The cases have also heightened tensions that have pitted doctors who perform fecal transplants against drug companies that are developing new microbiota therapies derived from human stool. Those companies have been pressing the FDA to more tightly regulate the procedure as a new drug, a move that some doctors and patient advocates fear would give companies proprietary control over the active ingredients in transplanted feces.

The FDA will hold a public hearing next week in Washington to better understand the risks and benefits of the therapy. For now, the agency allows fecal transplants for C. diff patients who have not responded to standard therapies, an approach known as enforcement discretion.

In a statement yesterday, the agency said: “The FDA would like to clarify that the use of FMT to treat C. difficile remains investigational at this time and the efficacy and safety of this intervention have not yet been established.”

Unlike Mass General, which produces its own fecal transplant material, most of the treatments used by doctors in the United States come from OpenBiome, a nonprofit stool bank in Cambridge, Massachusetts that has provided 50,000 doses in recent years without any reported serious adverse events related to the material, according to Carolyn Edelstein, the executive director.

OpenBiome has been testing donors for the drug-resistant strain of E. coli since 2016, she said, adding that fewer than 3% of prospective donors make it through the rigorous screening.

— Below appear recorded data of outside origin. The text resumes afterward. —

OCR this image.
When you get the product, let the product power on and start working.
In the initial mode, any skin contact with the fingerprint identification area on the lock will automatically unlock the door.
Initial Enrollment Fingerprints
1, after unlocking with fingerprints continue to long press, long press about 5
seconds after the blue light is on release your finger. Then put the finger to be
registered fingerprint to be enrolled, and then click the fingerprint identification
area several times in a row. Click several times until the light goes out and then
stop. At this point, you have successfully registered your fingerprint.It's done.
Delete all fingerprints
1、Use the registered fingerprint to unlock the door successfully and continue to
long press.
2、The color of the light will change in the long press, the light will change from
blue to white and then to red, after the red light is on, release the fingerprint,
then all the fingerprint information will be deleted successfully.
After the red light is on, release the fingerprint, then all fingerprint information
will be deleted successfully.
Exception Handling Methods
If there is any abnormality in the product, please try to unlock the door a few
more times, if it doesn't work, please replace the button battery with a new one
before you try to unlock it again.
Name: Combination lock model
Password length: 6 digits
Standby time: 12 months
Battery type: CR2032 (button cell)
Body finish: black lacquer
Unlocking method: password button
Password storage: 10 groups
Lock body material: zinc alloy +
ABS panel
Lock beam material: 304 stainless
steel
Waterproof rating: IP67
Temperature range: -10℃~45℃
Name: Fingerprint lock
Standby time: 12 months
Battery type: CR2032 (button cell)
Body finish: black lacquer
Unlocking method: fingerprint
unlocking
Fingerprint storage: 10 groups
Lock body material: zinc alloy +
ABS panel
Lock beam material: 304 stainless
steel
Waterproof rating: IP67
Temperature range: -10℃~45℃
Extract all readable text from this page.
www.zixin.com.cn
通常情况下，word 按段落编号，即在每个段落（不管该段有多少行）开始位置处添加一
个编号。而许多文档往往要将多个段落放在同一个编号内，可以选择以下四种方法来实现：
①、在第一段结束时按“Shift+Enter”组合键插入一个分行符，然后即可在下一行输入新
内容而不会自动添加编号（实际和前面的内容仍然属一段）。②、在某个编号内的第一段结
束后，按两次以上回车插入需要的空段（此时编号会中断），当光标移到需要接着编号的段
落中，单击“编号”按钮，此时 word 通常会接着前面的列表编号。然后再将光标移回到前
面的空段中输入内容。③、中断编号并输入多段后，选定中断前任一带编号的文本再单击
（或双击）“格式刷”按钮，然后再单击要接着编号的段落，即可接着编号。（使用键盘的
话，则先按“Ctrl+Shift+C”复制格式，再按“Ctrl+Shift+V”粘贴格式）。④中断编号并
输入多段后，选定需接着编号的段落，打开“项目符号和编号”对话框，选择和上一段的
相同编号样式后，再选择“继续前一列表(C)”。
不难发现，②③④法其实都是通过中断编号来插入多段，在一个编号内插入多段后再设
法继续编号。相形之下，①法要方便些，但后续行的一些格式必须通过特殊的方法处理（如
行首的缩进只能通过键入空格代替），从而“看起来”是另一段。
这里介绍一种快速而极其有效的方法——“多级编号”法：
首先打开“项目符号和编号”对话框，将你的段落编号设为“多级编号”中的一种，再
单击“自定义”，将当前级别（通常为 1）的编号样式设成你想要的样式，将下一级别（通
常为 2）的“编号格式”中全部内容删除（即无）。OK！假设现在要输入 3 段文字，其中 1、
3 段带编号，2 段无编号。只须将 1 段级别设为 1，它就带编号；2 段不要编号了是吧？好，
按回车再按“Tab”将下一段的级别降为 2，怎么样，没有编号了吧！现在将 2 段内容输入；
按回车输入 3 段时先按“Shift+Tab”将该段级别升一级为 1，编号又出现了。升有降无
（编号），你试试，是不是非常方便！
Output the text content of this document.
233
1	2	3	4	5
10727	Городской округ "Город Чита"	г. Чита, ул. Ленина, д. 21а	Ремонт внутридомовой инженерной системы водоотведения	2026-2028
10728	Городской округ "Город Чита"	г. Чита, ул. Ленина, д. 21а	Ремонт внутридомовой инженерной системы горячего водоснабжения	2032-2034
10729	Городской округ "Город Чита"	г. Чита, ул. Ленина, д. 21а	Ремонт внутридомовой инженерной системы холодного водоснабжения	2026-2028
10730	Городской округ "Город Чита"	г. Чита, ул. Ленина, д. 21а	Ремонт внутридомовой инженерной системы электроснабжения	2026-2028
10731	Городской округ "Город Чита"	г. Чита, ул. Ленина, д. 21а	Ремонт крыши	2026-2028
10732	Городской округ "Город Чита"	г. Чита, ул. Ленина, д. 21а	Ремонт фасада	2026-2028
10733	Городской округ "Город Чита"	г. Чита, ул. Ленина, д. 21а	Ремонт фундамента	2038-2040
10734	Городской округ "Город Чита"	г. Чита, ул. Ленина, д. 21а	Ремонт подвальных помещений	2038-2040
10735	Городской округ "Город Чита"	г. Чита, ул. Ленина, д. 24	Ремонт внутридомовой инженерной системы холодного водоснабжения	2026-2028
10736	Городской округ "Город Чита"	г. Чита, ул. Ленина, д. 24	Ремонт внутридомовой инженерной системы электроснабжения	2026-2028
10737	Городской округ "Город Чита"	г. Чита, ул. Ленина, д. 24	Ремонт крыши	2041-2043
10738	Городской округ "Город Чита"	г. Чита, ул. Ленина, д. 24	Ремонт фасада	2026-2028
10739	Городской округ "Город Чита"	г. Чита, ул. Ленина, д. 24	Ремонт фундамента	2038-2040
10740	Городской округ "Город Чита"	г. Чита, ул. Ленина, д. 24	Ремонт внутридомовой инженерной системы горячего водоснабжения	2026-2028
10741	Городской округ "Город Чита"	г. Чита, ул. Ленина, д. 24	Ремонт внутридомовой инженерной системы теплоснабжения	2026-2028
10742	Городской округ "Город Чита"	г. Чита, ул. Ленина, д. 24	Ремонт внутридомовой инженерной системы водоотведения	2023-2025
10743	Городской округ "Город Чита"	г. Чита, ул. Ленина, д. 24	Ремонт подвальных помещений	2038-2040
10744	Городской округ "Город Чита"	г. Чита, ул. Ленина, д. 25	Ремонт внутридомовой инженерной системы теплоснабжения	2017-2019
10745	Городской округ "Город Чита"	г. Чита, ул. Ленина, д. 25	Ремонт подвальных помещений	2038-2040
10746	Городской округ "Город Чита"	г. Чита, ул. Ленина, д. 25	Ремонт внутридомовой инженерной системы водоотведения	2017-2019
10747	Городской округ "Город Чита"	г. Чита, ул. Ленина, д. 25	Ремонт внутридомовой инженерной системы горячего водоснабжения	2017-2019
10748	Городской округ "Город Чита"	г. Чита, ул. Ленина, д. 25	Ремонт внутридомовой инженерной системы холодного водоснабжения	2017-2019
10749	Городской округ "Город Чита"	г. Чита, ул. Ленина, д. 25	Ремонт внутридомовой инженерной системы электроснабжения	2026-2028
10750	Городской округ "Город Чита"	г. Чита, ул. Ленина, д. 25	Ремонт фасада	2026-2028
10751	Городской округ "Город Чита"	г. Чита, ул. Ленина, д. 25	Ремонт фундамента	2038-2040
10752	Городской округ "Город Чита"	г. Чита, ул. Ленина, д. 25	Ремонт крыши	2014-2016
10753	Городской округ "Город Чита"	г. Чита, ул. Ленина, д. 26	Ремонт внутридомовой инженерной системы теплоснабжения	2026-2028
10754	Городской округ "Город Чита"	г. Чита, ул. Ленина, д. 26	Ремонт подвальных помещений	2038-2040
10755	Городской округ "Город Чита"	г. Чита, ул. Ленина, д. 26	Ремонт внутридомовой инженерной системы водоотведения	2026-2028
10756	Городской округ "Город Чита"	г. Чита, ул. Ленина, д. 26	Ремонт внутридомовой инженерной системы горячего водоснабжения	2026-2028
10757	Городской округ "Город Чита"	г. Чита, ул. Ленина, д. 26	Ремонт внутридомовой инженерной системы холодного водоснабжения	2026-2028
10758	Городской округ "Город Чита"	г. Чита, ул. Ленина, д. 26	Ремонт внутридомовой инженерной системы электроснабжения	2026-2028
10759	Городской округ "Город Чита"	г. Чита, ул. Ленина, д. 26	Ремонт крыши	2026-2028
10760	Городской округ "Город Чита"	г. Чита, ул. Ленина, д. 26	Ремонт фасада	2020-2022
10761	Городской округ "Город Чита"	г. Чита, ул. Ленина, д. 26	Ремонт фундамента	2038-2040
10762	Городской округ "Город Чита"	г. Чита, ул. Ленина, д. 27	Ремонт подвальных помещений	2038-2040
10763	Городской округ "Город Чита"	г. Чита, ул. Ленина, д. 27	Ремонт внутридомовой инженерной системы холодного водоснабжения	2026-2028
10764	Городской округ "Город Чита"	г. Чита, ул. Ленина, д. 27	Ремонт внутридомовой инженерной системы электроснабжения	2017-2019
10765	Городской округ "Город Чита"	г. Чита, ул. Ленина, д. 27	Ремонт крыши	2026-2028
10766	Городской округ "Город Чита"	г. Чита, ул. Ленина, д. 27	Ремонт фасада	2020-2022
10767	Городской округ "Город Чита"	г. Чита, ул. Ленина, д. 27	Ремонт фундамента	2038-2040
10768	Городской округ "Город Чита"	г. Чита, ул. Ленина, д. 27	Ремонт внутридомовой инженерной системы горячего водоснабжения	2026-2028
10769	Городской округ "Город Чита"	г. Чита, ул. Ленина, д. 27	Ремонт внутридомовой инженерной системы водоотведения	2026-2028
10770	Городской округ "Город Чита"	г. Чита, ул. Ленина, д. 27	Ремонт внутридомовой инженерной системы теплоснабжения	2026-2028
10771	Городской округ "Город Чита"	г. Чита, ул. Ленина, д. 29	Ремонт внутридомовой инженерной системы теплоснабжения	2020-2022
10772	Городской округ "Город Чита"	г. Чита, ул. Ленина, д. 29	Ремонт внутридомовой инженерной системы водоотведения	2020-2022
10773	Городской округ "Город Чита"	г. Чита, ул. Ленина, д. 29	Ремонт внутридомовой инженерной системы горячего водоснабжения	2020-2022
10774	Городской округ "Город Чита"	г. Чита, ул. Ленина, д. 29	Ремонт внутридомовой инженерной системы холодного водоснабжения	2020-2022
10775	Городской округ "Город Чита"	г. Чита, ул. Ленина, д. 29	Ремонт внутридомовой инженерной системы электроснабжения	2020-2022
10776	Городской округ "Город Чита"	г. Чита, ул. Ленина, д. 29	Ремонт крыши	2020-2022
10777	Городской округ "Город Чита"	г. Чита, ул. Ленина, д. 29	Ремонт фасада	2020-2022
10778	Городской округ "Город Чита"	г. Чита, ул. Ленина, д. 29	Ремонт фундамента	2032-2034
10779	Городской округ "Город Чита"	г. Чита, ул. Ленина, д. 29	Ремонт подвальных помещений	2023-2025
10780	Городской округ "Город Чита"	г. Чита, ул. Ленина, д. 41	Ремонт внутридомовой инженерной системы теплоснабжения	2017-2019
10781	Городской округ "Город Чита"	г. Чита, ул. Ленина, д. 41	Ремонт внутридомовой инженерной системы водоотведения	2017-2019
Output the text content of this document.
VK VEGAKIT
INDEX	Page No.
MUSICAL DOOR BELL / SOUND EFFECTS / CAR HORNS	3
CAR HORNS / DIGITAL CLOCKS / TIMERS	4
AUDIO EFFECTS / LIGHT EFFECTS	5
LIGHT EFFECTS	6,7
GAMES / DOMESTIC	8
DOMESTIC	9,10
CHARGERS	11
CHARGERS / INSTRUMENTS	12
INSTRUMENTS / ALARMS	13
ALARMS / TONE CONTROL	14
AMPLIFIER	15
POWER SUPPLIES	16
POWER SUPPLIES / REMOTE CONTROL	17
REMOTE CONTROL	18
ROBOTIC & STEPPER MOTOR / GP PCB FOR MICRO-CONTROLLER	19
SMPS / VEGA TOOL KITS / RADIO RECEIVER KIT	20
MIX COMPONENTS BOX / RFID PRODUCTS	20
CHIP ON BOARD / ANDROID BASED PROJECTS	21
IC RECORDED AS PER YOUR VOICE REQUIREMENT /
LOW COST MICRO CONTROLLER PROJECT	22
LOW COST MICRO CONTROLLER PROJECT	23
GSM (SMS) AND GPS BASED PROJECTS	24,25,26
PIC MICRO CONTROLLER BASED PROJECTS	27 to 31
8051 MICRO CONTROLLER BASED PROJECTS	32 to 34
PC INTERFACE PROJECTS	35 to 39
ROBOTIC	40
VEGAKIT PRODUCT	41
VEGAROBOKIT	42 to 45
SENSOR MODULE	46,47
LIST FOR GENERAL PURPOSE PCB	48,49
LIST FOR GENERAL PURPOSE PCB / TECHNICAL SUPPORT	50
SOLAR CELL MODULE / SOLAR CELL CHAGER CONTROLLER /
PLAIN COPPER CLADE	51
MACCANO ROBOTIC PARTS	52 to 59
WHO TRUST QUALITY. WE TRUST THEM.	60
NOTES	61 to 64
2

In an era of mounting antimicrobial resistance, many doctors said the incident underscored the challenges presented by organisms that are constantly evolving in their effort to survive the onslaught of antibiotics used in medicine and agriculture. Dr. Alexander Khoruts, a gastroenterologist at the University of Minnesota, said his lab had also been testing for the E. coli strain, but there is always a fear a newly virulent bug will slip through the screening process.

“This is a potential issue that could even be existential and we need to address it head on and always be ahead of the game,” said Khoruts.